When I was on Ilha de Moçambique people on the streets kept tempting me with stuff they succeeded to pull out from the deep blue sea. It’s not legal (I think), but then how to explain why local shops have archeological artifacts for sale too? The reality overwhelms any law or good intention.
Some people own baskets with broken pieces of precious Ming porcelain usually washed ashore during storms or strong tides. What nature gives… In such a laissez faire scenario, it’s understandable that the only group legally exploiting the archaeological field is regarded by locals with distrust.
We ended up buying two coins and a bracelet. I was told the heavy grey metal ornament is made of pure silver. Over and over again. By anyone I cared to ask.
Back in Maputo, I tried to give my new (historical) bracelet the usual silvery shine. I was heading for disappointment. If it’s made of silver, it has to be of a different kind. Do you think I complained? Nope. This bracelet is so huge I had to have ten times bigger arms to wear it.

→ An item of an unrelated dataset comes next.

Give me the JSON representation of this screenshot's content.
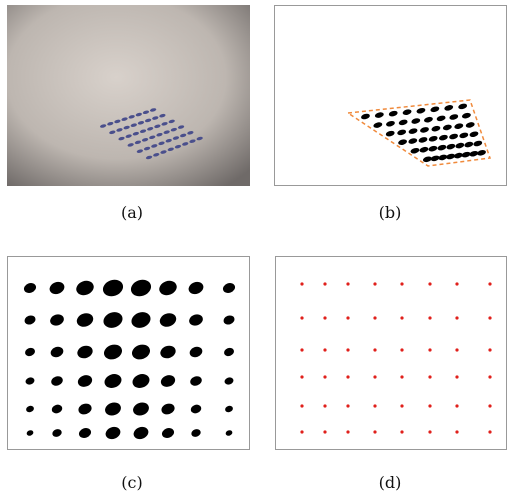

Understandably, I concluded: 1) Five hundred years ago silver wasn’t what it is nowadays or I went for a song. 2) I would die an old maiden, despised by any eligible navigator, because the beauty patterns of those times were clearly larger sizes friendly. Larger and stronger. You should feel how heavy it is!
So now I own a silver bracelet that doesn’t shine or fits. As I don’t intend to open a museum in a foreseen future, this lesson from the past says: don’t buy it.